WENZEL PAYER – DER ARZT, DER ERSTMALS KRANKHEIT MIT DEM BERUF IN VERBINDUNG BRACHTE
Einleitung
Jáchymov in der ersten Hälfte des 16. Jahrhunderts war ein Symbol für schnelles Wachstum und außergewöhnlichen Reichtum. Das Silber aus den Erzgebirgsgruben brachte der Stadt und ihren Besitzern Ruhm, und die Jáchymover Taler verbreiteten sich weit über die Grenzen der böhmischen Länder hinaus.
Hinter diesem Erfolg stand jedoch die tägliche Arbeit Tausender Bergleute.
Sie stiegen tief unter die Erde hinab, in eine Umgebung, die zu den schwierigsten Arbeitsplätzen ihrer Zeit gehörte. Die Gefahren bestanden nicht nur aus plötzlichen Verletzungen, Einstürzen oder Unfällen. Weitaus unauffälliger waren gesundheitliche Probleme, die durch die langfristige Einwirkung der Bergwerksumgebung entstanden.
Gerade in Jáchymov begann sich eine Idee zu entwickeln, die heute ein selbstverständlicher Bestandteil der Medizin ist – dass die Arbeit, die ein Mensch ausübt, seine Gesundheit beeinflussen kann.
Geschichte
Wenzel Payer aus Elbogen, lateinisch Wenceslaus Payer de Cubito, gehörte zu den bedeutenden Gelehrten der ersten Hälfte des 16. Jahrhunderts. Er studierte an den Universitäten Leipzig und Bologna und beschäftigte sich mit Medizin, Naturwissenschaften sowie Fragen der menschlichen Gesundheit.
Sein Wirken ist auch mit der Familie Schlik und dem sich rasant entwickelnden Jáchymov verbunden, das damals eines der bedeutendsten Bergbauzentren Europas war.
Gerade diese Umgebung bot eine außergewöhnliche Möglichkeit, den Zusammenhang zwischen menschlicher Arbeit und Krankheiten zu beobachten. Die Bergleute arbeiteten unter schwierigen Bedingungen tief unter der Erde und litten unter Beschwerden, die bei anderen Berufen nicht in einem solchen Ausmaß auftraten.

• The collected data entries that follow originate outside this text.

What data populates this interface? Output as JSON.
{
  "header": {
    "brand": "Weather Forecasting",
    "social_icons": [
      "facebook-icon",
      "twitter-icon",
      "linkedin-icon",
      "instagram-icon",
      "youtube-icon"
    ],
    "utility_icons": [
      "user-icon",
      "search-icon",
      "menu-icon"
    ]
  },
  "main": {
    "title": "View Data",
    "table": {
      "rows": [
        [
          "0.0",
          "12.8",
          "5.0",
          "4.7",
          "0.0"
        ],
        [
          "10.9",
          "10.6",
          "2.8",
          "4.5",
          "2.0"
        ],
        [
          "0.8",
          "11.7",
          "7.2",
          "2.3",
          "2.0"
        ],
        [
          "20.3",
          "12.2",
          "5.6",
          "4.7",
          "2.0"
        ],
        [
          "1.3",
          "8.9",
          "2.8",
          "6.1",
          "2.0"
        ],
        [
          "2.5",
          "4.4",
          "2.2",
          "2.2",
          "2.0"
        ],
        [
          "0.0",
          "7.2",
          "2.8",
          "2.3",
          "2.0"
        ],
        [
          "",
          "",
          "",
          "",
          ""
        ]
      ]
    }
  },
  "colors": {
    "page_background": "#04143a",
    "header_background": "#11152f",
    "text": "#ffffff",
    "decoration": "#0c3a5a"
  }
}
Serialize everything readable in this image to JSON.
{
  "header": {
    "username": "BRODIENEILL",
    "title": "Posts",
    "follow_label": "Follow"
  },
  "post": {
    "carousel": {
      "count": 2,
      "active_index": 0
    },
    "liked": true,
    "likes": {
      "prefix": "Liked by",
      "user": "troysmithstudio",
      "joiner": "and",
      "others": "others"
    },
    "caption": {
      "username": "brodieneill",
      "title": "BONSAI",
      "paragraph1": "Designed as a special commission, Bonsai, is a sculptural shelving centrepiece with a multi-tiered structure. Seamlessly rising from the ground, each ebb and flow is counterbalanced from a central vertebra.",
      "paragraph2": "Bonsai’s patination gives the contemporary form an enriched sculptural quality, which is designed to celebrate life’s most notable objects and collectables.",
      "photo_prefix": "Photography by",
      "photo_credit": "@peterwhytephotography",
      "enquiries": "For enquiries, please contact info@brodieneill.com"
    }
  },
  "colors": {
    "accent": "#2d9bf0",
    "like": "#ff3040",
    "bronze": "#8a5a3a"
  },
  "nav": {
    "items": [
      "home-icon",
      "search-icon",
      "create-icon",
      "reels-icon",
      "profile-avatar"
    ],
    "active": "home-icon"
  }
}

Payer begann zu erkennen, dass diese Probleme nicht zufällig waren. Sie standen im Zusammenhang mit der Umgebung, in der die Menschen arbeiteten.
Seine Erkenntnisse fasste er 1523 in der Schrift Fruchtbare Ertzney mit irem rechten Gebrauch vor den gemeinen Mann, so auf dem hochberumbtem Bergwerck s. Joachimsthal zusammen.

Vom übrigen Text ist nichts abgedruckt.